There were the hapless, tough-luck Cougars, for once dunking and laughing and smiling their way to a win. There was Ben Howland, standing with his arms folded, out of timeouts and out of hope as D.J. Shelton twice dribbled past the indifferent Bruins defense for a pair of last-minute jams that served as two exclamation points.
Hey, when you do something that hasn’t been done since 1993, extra punctuation is necessary.
WSU didn’t have senior guard Mike Ladd, out with a left knee injury.
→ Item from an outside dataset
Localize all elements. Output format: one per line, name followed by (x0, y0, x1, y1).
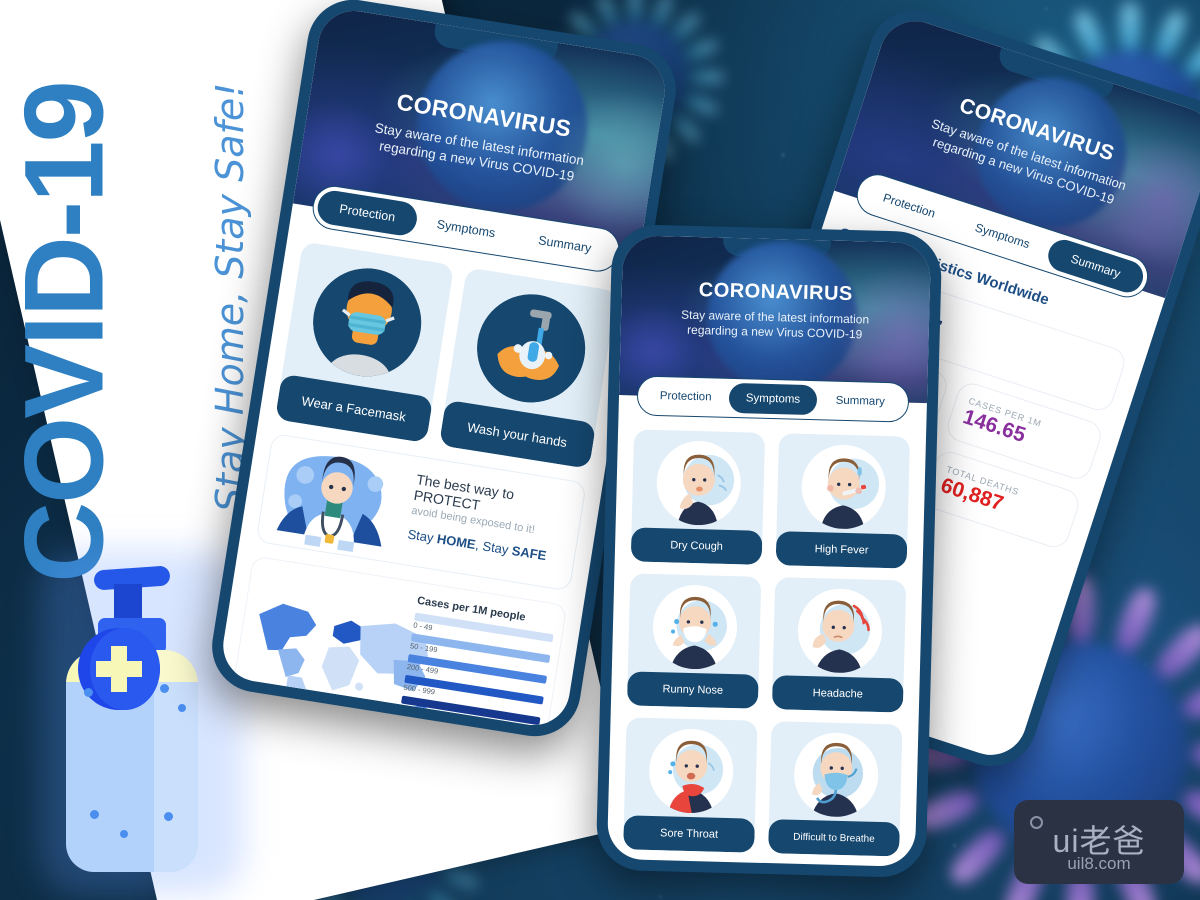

It also didn’t have starting guard DaVonte Lacy, whose torn meniscus will keep him out for the rest of the season.
But in this 73-61 win over No. 23 UCLA (22-8, 12-5 Pac-12) before 4,268 at Beasley Coliseum, the Cougars had their pride, and they had reason to celebrate for the first time since January.
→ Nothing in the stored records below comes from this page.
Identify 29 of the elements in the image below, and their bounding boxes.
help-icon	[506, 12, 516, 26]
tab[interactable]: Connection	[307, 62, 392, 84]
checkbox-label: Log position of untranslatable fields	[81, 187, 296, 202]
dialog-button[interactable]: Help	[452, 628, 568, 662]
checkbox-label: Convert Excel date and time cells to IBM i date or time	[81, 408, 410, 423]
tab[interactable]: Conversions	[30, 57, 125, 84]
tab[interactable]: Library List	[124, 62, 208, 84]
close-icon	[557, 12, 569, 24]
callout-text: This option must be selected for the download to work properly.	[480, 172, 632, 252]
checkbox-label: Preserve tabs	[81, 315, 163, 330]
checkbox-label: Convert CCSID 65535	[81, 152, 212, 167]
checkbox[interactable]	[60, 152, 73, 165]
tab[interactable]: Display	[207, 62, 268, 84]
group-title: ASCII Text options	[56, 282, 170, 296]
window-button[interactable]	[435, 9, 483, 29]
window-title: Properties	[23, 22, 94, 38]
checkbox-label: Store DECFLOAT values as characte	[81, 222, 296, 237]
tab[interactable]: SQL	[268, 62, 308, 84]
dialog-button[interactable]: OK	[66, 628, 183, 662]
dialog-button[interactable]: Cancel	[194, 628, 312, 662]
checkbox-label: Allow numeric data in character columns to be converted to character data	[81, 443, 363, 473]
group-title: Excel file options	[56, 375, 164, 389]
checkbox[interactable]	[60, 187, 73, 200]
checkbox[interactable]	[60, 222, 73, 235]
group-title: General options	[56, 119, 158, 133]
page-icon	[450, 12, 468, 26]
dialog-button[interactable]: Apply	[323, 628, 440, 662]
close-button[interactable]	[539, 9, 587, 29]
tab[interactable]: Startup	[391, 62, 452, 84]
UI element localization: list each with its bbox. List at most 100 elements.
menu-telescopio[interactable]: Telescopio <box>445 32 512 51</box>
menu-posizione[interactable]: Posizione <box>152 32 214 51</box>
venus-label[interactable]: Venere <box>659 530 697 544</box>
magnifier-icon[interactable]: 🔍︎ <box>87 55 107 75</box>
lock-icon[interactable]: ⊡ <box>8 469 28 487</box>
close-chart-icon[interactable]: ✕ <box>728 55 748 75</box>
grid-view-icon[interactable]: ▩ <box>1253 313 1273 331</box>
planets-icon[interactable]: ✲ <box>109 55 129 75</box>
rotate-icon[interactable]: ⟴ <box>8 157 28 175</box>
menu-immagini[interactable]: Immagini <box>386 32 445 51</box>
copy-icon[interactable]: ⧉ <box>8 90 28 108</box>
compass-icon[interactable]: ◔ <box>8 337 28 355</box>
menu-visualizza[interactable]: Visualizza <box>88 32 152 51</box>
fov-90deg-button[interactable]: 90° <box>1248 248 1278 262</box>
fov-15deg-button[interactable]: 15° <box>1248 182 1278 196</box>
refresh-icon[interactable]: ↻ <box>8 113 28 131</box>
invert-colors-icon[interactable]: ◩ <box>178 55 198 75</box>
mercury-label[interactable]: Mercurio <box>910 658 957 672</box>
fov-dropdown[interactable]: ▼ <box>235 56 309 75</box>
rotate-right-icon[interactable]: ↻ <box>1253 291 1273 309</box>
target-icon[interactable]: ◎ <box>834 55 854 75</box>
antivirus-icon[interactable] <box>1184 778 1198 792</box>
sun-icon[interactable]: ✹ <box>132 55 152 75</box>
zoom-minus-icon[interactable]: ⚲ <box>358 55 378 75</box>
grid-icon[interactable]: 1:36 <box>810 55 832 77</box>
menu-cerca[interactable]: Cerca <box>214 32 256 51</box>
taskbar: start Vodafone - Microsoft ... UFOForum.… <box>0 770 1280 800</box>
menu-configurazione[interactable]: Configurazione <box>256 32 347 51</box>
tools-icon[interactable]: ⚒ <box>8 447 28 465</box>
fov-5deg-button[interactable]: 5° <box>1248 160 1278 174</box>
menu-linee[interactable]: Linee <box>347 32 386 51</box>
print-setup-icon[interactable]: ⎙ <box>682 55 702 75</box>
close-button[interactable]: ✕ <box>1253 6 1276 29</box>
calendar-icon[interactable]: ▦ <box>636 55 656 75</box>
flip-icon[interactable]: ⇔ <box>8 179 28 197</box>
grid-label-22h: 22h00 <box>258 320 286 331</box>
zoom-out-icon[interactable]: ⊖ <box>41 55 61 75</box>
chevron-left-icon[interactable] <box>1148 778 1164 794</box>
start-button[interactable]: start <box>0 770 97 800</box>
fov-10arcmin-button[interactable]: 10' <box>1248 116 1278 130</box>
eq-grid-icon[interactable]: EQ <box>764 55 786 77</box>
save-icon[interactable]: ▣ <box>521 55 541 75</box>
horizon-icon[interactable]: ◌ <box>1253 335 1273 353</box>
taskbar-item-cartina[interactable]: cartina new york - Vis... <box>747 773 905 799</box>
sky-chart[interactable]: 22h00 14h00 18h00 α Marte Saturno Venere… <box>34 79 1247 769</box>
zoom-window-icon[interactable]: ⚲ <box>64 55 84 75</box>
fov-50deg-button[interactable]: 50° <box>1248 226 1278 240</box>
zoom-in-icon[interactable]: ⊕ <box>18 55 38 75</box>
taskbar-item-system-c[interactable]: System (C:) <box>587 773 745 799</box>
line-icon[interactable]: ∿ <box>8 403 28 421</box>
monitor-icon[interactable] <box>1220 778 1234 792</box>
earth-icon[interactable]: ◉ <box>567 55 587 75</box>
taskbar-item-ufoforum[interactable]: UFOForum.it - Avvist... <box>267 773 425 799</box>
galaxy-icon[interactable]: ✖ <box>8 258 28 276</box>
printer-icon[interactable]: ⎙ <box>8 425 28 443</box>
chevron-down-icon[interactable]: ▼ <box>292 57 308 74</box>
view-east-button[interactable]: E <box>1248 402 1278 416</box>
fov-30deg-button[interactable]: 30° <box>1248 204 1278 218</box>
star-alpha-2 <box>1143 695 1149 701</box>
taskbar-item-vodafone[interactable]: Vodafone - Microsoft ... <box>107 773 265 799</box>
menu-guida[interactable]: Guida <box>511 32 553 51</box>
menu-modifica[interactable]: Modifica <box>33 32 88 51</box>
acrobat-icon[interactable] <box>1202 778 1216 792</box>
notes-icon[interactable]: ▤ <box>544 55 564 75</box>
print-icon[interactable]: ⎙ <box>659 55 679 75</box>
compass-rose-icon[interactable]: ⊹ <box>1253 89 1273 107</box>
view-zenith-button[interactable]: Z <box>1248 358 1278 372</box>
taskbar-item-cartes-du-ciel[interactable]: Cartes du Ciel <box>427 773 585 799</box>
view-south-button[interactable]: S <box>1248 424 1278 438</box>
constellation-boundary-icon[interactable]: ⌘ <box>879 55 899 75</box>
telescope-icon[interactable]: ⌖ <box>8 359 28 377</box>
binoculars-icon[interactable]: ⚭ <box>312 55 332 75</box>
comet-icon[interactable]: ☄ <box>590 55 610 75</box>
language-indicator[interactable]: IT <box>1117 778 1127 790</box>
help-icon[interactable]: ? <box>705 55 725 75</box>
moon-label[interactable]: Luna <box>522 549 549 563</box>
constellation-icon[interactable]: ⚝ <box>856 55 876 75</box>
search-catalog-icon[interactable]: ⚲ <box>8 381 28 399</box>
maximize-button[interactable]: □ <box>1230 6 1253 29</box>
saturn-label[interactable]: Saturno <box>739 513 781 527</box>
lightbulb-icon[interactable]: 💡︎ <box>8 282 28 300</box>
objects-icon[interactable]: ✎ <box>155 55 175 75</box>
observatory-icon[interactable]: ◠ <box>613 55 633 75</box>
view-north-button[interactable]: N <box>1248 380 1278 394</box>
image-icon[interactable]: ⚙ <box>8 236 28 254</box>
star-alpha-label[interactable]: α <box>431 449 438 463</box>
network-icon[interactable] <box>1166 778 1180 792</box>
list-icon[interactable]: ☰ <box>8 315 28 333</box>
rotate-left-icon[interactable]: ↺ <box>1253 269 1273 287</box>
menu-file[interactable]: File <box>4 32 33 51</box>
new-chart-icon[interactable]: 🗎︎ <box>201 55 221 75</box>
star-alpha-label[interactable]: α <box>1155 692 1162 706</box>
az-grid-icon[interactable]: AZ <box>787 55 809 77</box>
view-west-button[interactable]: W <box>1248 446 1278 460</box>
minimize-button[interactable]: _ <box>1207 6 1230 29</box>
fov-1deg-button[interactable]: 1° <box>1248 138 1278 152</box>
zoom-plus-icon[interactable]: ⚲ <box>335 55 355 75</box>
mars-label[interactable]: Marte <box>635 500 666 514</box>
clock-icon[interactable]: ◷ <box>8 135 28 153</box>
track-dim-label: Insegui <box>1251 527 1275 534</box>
The win ended a nine-game losing streak. It also put a halt to UCLA’s 19-game road winning streak over WSU.
“It’s a huge confidence-builder,” said WSU coach Ken Bone, whose team improved to 12-18 and 3-14 in Pac-12 play, “that we can continue to do the right things and pull out a victory by doing that.”
Fans were starting to wonder. WSU had lost nine games in a row, players vowing after each setback — many of them decided by single-digits — that eventually, they were going to put it together and win some games.
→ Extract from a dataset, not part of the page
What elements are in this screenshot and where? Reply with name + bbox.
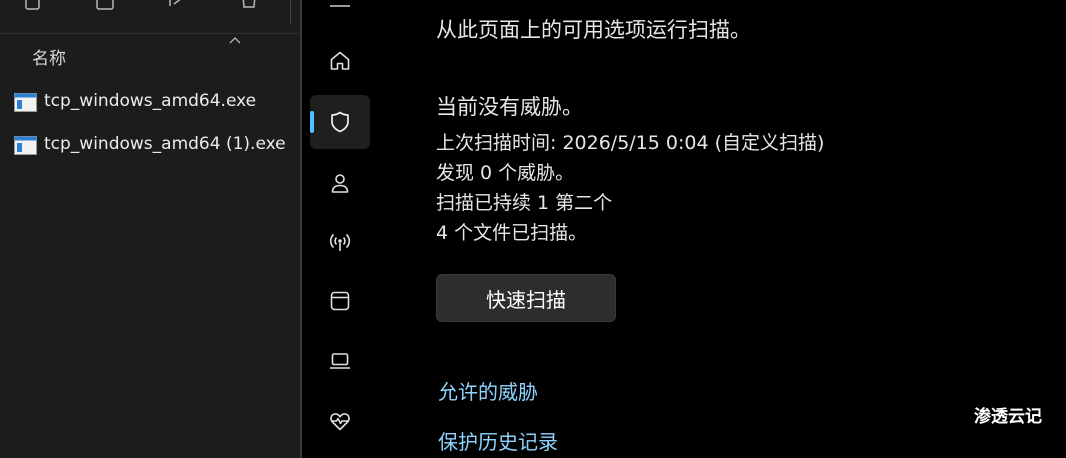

This one started with a 25-4 run, the Cougars slicing UCLA’s man-to-man defense with a barrage of back-cuts and screens that led to many easy layups.
Even Lacy contributed from the bench, suggesting to an assistant coach that the Cougars run a certain play — a back-cut to Dexter Kernich-Drew — that he thought would work. It did.
“They were playing so tight, all we had to do was screen them,” said senior forward Brock Motum, who scored 20 points and grabbed 11 rebounds with his parents, sister, coach and three friends from Australia seated behind the WSU bench. “Once we set good screens, guys were wide open and we just had to make the passes.”
Even when the Cougars missed, they usually got it back. They dominated UCLA on the glass, outrebounding the bigger, more athletic Bruins by a 46-23 margin, claiming almost as many offensive rebounds (21, off 29 missed field goals) as UCLA had total.
No wonder the Cougars outscored the Bruins 44-20 in the paint.
Kernich-Drew was a surprise leader in that effort, grabbing a career-high 11 rebounds to go along with 11 points. He also played 39 minutes as WSU used a seven-man rotation with Lacy sidelined. Motum and Royce Woolridge played the entire game.
“We’re not the biggest team, so we’re going to do whatever we can to try to scrap and win the game,” Kernich-Drew said. “Mike wasn’t playing, DaVonte wasn’t playing. … I just tried to do what I could do out there, get as many boards and secure the ball for us.”
Because WSU was so proficient in that area, the late-game collapse didn’t happen this time. The Cougars had their lead trimmed to 37-31 early in the second half, but built it back to 14 with 7:12 to go after back-to-back buckets by Woolridge and Motum.
And despite WSU’s 17 turnovers — a bunch of them in the final minutes once the desperate Bruins started pressing — UCLA never got closer than eight points the rest of the way, as WSU made nine of its final 10 free-throw attempts.
Will DiIorio delivered the final blow, taking a long pass from Motum, dribbling and jamming on Kyle Anderson as he was fouled.
The sparse crowd erupted. WSU led 69-57 with 1:17 to play. UCLA was done, the giant slain, the streaks history.
“We’ve been scrutinized quite a bit — how bad we are, we’ve lost this game and that game and how we lose the games and everything else,” Bone said. “It’s nice to go out and beat a quality team and play good basketball.”
“It could have been easy to give up a long time ago,” Motum said. “I’m proud of these guys.”